The recent uproar over mass voter deletions in Bengaluru and the nationwide Special Intensive Revision (SIR) of electoral rolls exposed the hollowness of the hallowed Indian democracy. These exercises have disproportionately targeted Dalits, OBCs, Muslims, migrants, and the poor, those most opposed to the RSS-BJP agenda. Beneath the bureaucracy lies a strategy of disenfranchisement, part of a fascist assault on people. These are not isolated accidents. They are part of a sinister attempt to erase all semblance of democracy, silence dissent, and disenfranchise millions of citizens who do not fit into the Hindu Rashtra ideated by the RSS-BJP. What is unfolding in front of us is a crumbling of the electoral process under the saffron hammer.
The Bengaluru Scandal
In Bengaluru, the scale of deletion is staggering. Between 2018 and 2023, nearly 10 lakh voters were struck off rolls in the city. In Mahadevapura constituency, around 1 lakh fake voters allegedly exist, raising question over BJP’s victory there. In constituencies like Shivajinagar, the Archdiocese of Bangalore reported that out of 9,195 missing voters, around 8,000 belonged to Dalit, OBC, and Muslim communities, a shocking 87% of deletions targeting marginalized groups. The official reason most often cited was “S” (Shifted/Change of Residence), which accounted for a majority of removals. But countless residents still lived at their registered addresses and had never been contacted by Booth Level Officers. Verification visits were skipped, notices were never issued, and deletions continued even after final rolls were published in blatant violation of Election Commission of India (ECI) rules, which prohibit such action within six months of elections.

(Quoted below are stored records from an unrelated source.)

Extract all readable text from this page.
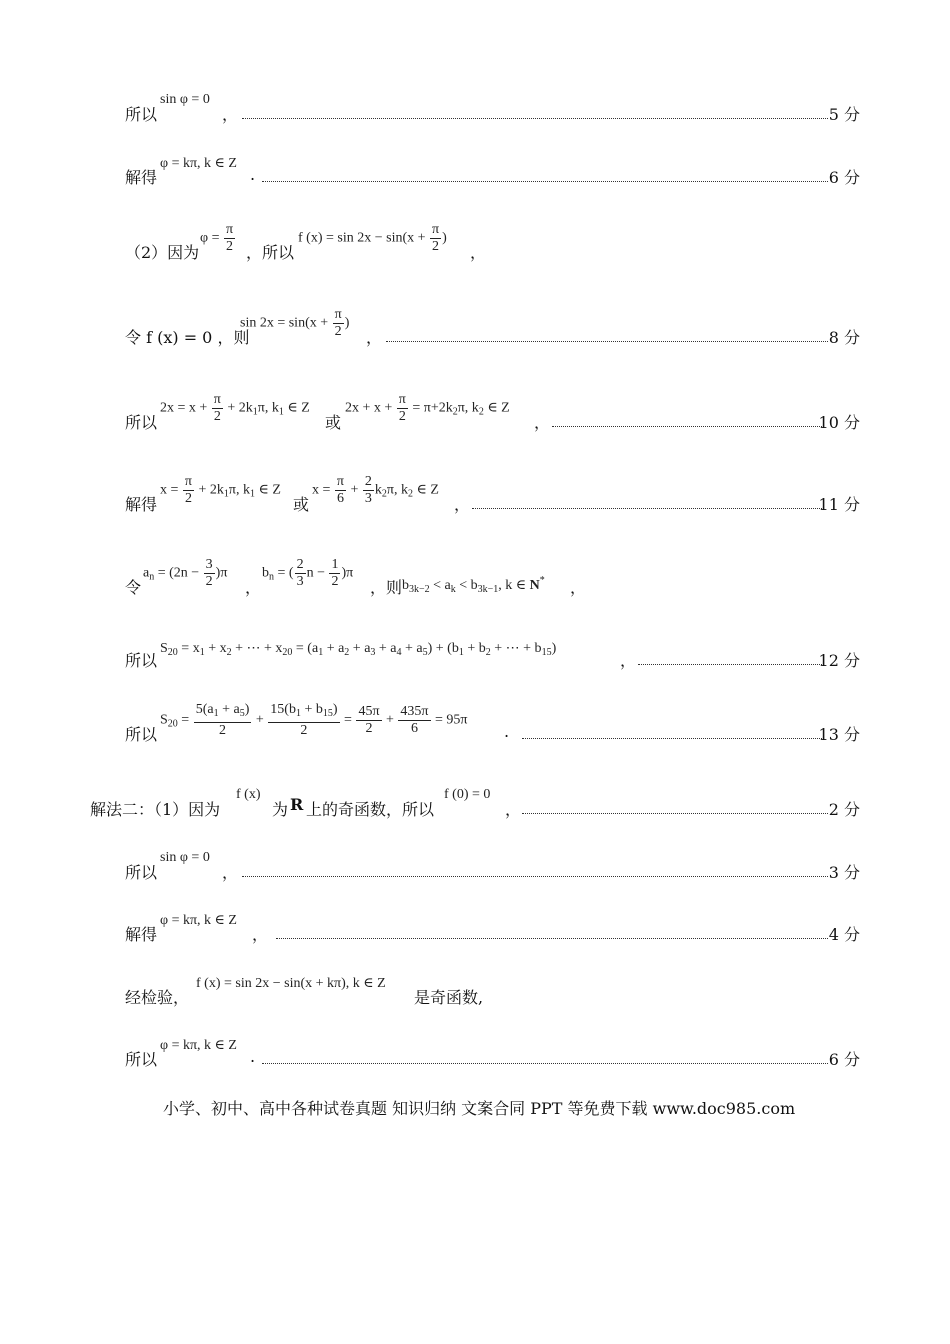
所以
sin φ = 0
，	5 分
解得
φ = kπ, k ∈ Z
.	6 分
（2）因为
$\varphi = \frac{\pi}{2}$ ，所以
f $(x) = \sin 2x - \sin(x + \frac{\pi}{2}$ )
，
令 f (x) = 0 ，则
$\sin 2x = \sin(x + \frac{\pi}{2}$ )
，	8 分
所以
$2x = x + \frac{\pi}{2} + 2k_1\pi$, $k_1$ ∈ Z
或
$2x + x + \frac{\pi}{2} = \pi+2k_2\pi$, $k_2$ ∈ Z
，	10 分
解得
$x = \frac{\pi}{2} + 2k_1\pi$, $k_1$ ∈ Z
或
$x = \frac{\pi}{6} + \frac{2}{3} k_2\pi$, $k_2$ ∈ Z
，	11 分
令
$a_n = (2n - \frac{3}{2} )\pi$
，
$b_n$ = ( $\frac{2}{3}$ $n - \frac{1}{2} )\pi$
，则 $b_{3k-2} < a_k < b_{3k-1}$, k ∈ N* ，
所以
$S_{20} = x_1 + x_2$ + ⋯ + $x_{20} = (a_1 + a_2 + a_3 + a_4 + a_5) + (b_1 + b_2$ + ⋯ + $b_{15}$)
，	12 分
所以
$S_{20} = \frac{5(a_1 + a_5)}{2} + \frac{15(b_1 + b_{15})}{2} = \frac{45\pi}{2} + \frac{435\pi}{6} = 95\pi$
.	13 分
解法二：（1）因为
f (x)
为 R 上的奇函数，所以
f (0) = 0
，	2 分
所以
sin φ = 0
，	3 分
解得
φ = kπ, k ∈ Z
，	4 分
经检验，
f (x) = sin 2x − sin(x + kπ), k ∈ Z
是奇函数,
所以
φ = kπ, k ∈ Z
.	6 分
小学、初中、高中各种试卷真题 知识归纳 文案合同 PPT 等免费下载 www.doc985.com
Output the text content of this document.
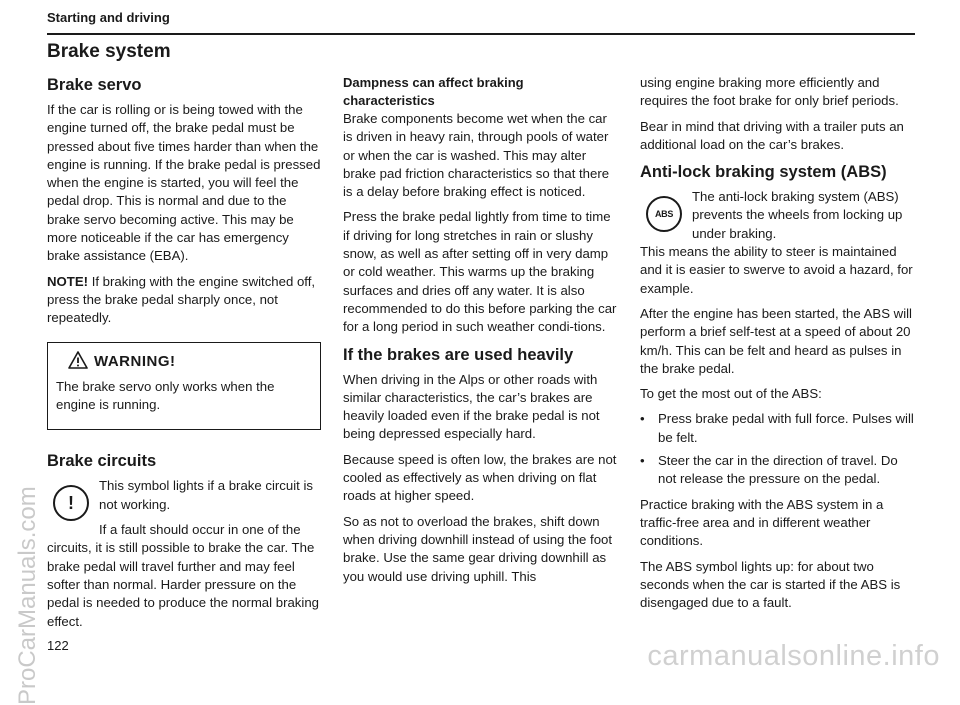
Starting and driving
Brake system
Brake servo

If the car is rolling or is being towed with the engine turned off, the brake pedal must be pressed about five times harder than when the engine is running. If the brake pedal is pressed when the engine is started, you will feel the pedal drop. This is normal and due to the brake servo becoming active. This may be more noticeable if the car has emergency brake assistance (EBA).

NOTE! If braking with the engine switched off, press the brake pedal sharply once, not repeatedly.

WARNING!

The brake servo only works when the engine is running.

Brake circuits
!

This symbol lights if a brake circuit is not working.

If a fault should occur in one of the circuits, it is still possible to brake the car. The brake pedal will travel further and may feel softer than normal. Harder pressure on the pedal is needed to produce the normal braking effect.

Dampness can affect braking characteristics

Brake components become wet when the car is driven in heavy rain, through pools of water or when the car is washed. This may alter brake pad friction characteristics so that there is a delay before braking effect is noticed.

Press the brake pedal lightly from time to time if driving for long stretches in rain or slushy snow, as well as after setting off in very damp or cold weather. This warms up the braking surfaces and dries off any water. It is also recommended to do this before parking the car for a long period in such weather condi-tions.

If the brakes are used heavily

When driving in the Alps or other roads with similar characteristics, the car’s brakes are heavily loaded even if the brake pedal is not being depressed especially hard.

Because speed is often low, the brakes are not cooled as effectively as when driving on flat roads at higher speed.

So as not to overload the brakes, shift down when driving downhill instead of using the foot brake. Use the same gear driving downhill as you would use driving uphill. This

using engine braking more efficiently and requires the foot brake for only brief periods.

Bear in mind that driving with a trailer puts an additional load on the car’s brakes.

Anti-lock braking system (ABS)
ABS

The anti-lock braking system (ABS) prevents the wheels from locking up under braking.

This means the ability to steer is maintained and it is easier to swerve to avoid a hazard, for example.

After the engine has been started, the ABS will perform a brief self-test at a speed of about 20 km/h. This can be felt and heard as pulses in the brake pedal.

To get the most out of the ABS:

• Press brake pedal with full force. Pulses will be felt.
• Steer the car in the direction of travel. Do not release the pressure on the pedal.

Practice braking with the ABS system in a traffic-free area and in different weather conditions.

The ABS symbol lights up: for about two seconds when the car is started if the ABS is disengaged due to a fault.

122
ProCarManuals.com	carmanualsonline.info
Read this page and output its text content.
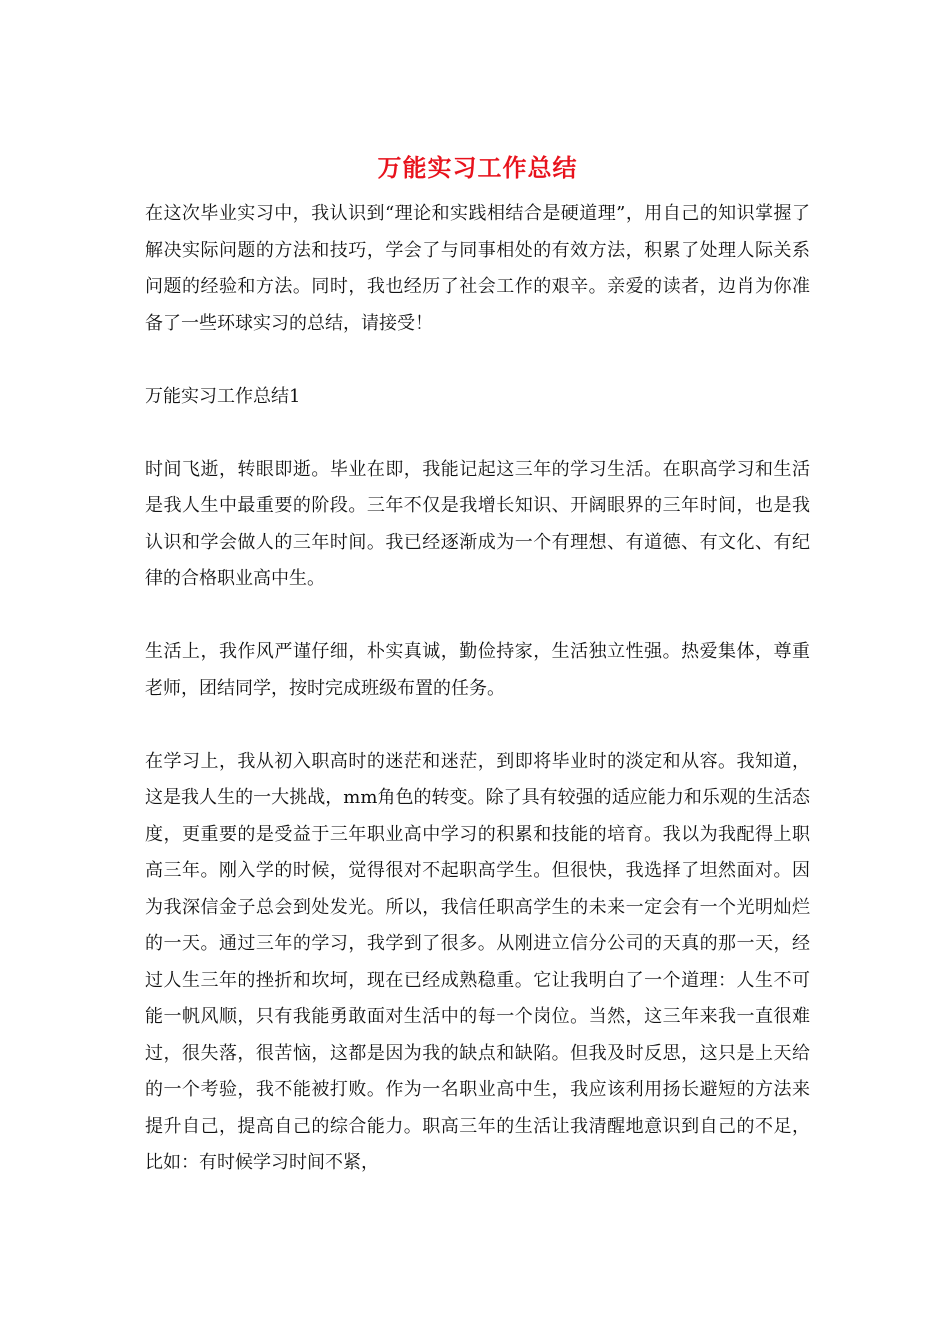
万能实习工作总结

在这次毕业实习中，我认识到“理论和实践相结合是硬道理”，用自己的知识掌握了解决实际问题的方法和技巧，学会了与同事相处的有效方法，积累了处理人际关系问题的经验和方法。同时，我也经历了社会工作的艰辛。亲爱的读者，边肖为你准备了一些环球实习的总结，请接受！

万能实习工作总结1

时间飞逝，转眼即逝。毕业在即，我能记起这三年的学习生活。在职高学习和生活是我人生中最重要的阶段。三年不仅是我增长知识、开阔眼界的三年时间，也是我认识和学会做人的三年时间。我已经逐渐成为一个有理想、有道德、有文化、有纪律的合格职业高中生。

生活上，我作风严谨仔细，朴实真诚，勤俭持家，生活独立性强。热爱集体，尊重老师，团结同学，按时完成班级布置的任务。

在学习上，我从初入职高时的迷茫和迷茫，到即将毕业时的淡定和从容。我知道，这是我人生的一大挑战，mm角色的转变。除了具有较强的适应能力和乐观的生活态度，更重要的是受益于三年职业高中学习的积累和技能的培育。我以为我配得上职高三年。刚入学的时候，觉得很对不起职高学生。但很快，我选择了坦然面对。因为我深信金子总会到处发光。所以，我信任职高学生的未来一定会有一个光明灿烂的一天。通过三年的学习，我学到了很多。从刚进立信分公司的天真的那一天，经过人生三年的挫折和坎坷，现在已经成熟稳重。它让我明白了一个道理：人生不可能一帆风顺，只有我能勇敢面对生活中的每一个岗位。当然，这三年来我一直很难过，很失落，很苦恼，这都是因为我的缺点和缺陷。但我及时反思，这只是上天给的一个考验，我不能被打败。作为一名职业高中生，我应该利用扬长避短的方法来提升自己，提高自己的综合能力。职高三年的生活让我清醒地意识到自己的不足，比如：有时候学习时间不紧，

This is by design. Bengaluru voter deletions is a dress rehearsal in engineering electoral outcomes by suppressing communities that resist the fascist project of the RSS-BJP.
SIR: A Nationwide Assault
In the background, the Election Commission unleashed the Special Intensive Revision (SIR) across India. The results were catastrophic. In Bihar, over 65 lakh names were deleted in 2025 alone. Nationally, estimates suggest the SIR process has struck off more than 2 crore voters across states. These are not “ghost voters” or “duplicates”. They are overwhelmingly the poor, migrants, minorities, and vulnerable groups with weak access to documentation.
The Supreme Court was forced to intervene. On August 14, it ordered the ECI to publish district and booth-wise lists of every single deleted name and the reason for deletion. The Court also directed the Commission to accept Aadhaar and EPIC cards as sufficient proof for restoration, after reports emerged of entire villages being wiped from rolls due to lack of paperwork. Nobel laureate Amartya Sen warned that the SIR risked disenfranchising India’s poorest citizens en masse, calling it a “grave democratic danger.”
Meanwhile, Amit Shah justified the SIR by claiming it was necessary to “weed out infiltrators”, a chilling dog whistle that equates Muslim citizens and migrants with ‘Bangladeshis’. The attacks on Bengalis has also seen a steep rise in its aftermath.
The link between Bengaluru’s voter deletions and SIR is unmistakable: both are crafted to shrink democratic rights by excluding voices that challenge the RSS’s project. In Bengaluru, deletions disproportionately hit Dalits, OBCs, and Muslims. In Bihar, it was the poor, migrants, and marginalized. The pattern is consistent! Strike at the weakest, silence the opposition, and tilt the playing field in favour of the ruling dispensation.
The RSS strives for homogeneity. That means stripping vulnerable communities of their voice, be it vote or otherwise, and their legitimacy. What better way than to hide behind the bureaucratic mask of “roll revision”, a process technical enough to be inaccessible to the public, yet devastating in its consequences?
This is not just voter deletion; it is voter selection. A fascist state does not need to abolish elections outright; it merely ensures that only “approved” citizens are allowed to vote, while millions are excluded through red tape, surveillance, and targeted deletions. That is the precise trajectory we are witnessing.
Make no mistake: these are not random excesses, nor isolated mistakes. They are pillars of a fascist onslaught being waged on India’s democracy. Fascism rarely begins with their armies on the streets; it begins with the quiet erasure of rights, the slow suffocation of institutions, and the steady disenfranchisement of those who refuse to fall in line. Taking away voter rights, demolition of houses, state-sponsored violence: all are the characteristics of a fascist state. The RSS’s dream of a Hindu Rashtra requires precisely this: to push Muslims. Dalits, Adivasis, the poor, and dissenting voices out of the political fold altogether, making them non-citizens in their own land.
If the right to vote is the foundation of constitutional democracy, then the deliberate deletion of voters is nothing less than a coup. The RSS-BJP regime, cloaked in bureaucratic language and official procedure, is carrying out a systematic theft of hard-won people’s rights. Fascism cannot be reasoned with, it must be resisted. Every democratic voice must unite to expose and fight these authoritarian manoeuvres.